Don't you love being in a relationship where you are so comfortable that you can totally be yourself? You can take your shoes off, wear the same shirt for two days, lay on the couch, eat Cheetos and ice cream for dinner. You're so comfortable that you have cute pet names for each other. You don't have to plan every detail of your dates, in fact you have passed the "dating" phase and are just with each other all the time. No one is trying to impress. No one is trying to be someone they are not. You aren't planning the future but you are also not discussing the past. You are in the middle somewhere. The real middle, not the one you jump into after a week of dating.
I believe almost everyone wants to be here – the middle. But no one wants to do what it takes to get there. Everyone is in a hurry to get there because "there" is a safe place. A place where I don't have to be alone. A place that might lead to marriage. A place that makes me feel valuable. And while this may be true, it's also a place that can lead to rejection, pain, isolation and loneliness. When we skip building the foundation of a relationship, we build it on shaky ground. When the first storm appears, it not only shakes the relationship but can destroy, leaving damage that follows you forever.
Recently I watch a show on TV on Internet dating to get information for a conference that I am teaching. The show followed the lives of 12 women, and as I watched, I noticed a consistent need to jump into the "middle" of a relationship. There was such desperation on both sides to find someone and find them now. Some of the single adults not only were having sex within a few dates, they were talking to each other as if they had been dating each other for months. No one seemed interested in building a friendship, a foundation of trust, love and care. And God certainly didn't appear to be in any part of the formula.
When I Was Younger
When I was younger, every time I met a man my main purpose was to find out if he was single and if he could be the "one". It never crossed my mind if this man could be anything else in my life.
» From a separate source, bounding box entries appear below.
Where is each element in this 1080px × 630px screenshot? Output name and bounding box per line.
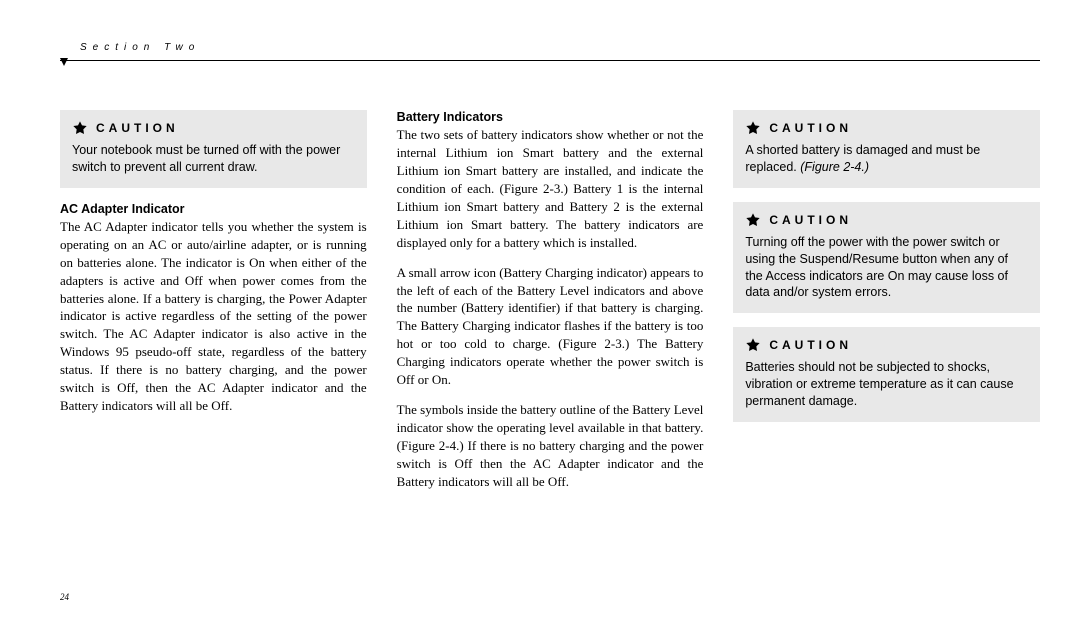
page: Section Two CAUTION Your notebook must b…: [0, 0, 1080, 630]
body-text: The symbols inside the battery outline o…: [397, 401, 704, 491]
caution-icon: [72, 120, 88, 136]
columns: CAUTION Your notebook must be turned off…: [60, 110, 1040, 590]
body-text: A small arrow icon (Battery Charging ind…: [397, 264, 704, 390]
caution-box-1: CAUTION Your notebook must be turned off…: [60, 110, 367, 188]
figure-reference: (Figure 2-4.): [800, 160, 869, 174]
caution-body: Turning off the power with the power swi…: [745, 234, 1028, 302]
column-1: CAUTION Your notebook must be turned off…: [60, 110, 367, 590]
page-number: 24: [60, 592, 69, 602]
caution-icon: [745, 212, 761, 228]
caution-header: CAUTION: [745, 120, 1028, 136]
caution-box-2: CAUTION A shorted battery is damaged and…: [733, 110, 1040, 188]
caution-icon: [745, 337, 761, 353]
caution-label: CAUTION: [96, 121, 179, 135]
caution-header: CAUTION: [72, 120, 355, 136]
caution-label: CAUTION: [769, 338, 852, 352]
caution-body: Batteries should not be subjected to sho…: [745, 359, 1028, 410]
caution-icon: [745, 120, 761, 136]
caution-header: CAUTION: [745, 212, 1028, 228]
body-text: The two sets of battery indicators show …: [397, 126, 704, 252]
section-header: Section Two: [80, 42, 200, 53]
caution-body: Your notebook must be turned off with th…: [72, 142, 355, 176]
caution-box-3: CAUTION Turning off the power with the p…: [733, 202, 1040, 314]
header-marker-icon: [60, 58, 68, 66]
caution-header: CAUTION: [745, 337, 1028, 353]
heading-ac-adapter: AC Adapter Indicator: [60, 202, 367, 216]
body-text: The AC Adapter indicator tells you wheth…: [60, 218, 367, 415]
heading-battery-indicators: Battery Indicators: [397, 110, 704, 124]
column-3: CAUTION A shorted battery is damaged and…: [733, 110, 1040, 590]
caution-body: A shorted battery is damaged and must be…: [745, 142, 1028, 176]
header-rule: [60, 60, 1040, 61]
caution-label: CAUTION: [769, 213, 852, 227]
caution-box-4: CAUTION Batteries should not be subjecte…: [733, 327, 1040, 422]
caution-label: CAUTION: [769, 121, 852, 135]
column-2: Battery Indicators The two sets of batte…: [397, 110, 704, 590]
Sure, I had business contacts, family friends, church friends, etc., but every other guy was the possible "one". I let friends set me up, tried a dating club, attending a zillion single adult events, and almost put an ad in the paper. I wanted to be married and I was in a hurry.
As time went on and I became stronger in my relationship with God, dating seemed to slow down. I was less interested in having friends set me up and totally against Internet dating. Then I met Jack, who seemed to be the answer to my prayers. I was at a place in my life where I had stopped trying to find "the one" with my power and had given that aspect of my life over to God. At least I thought I had. Jack would prove to be a test. I would end up skipping the foundation of a friendship and jump right in the middle. Why was this? Had I not learned anything from my past. Ultimately, Jack and I would not make it. When the storm came, we quickly crumbled.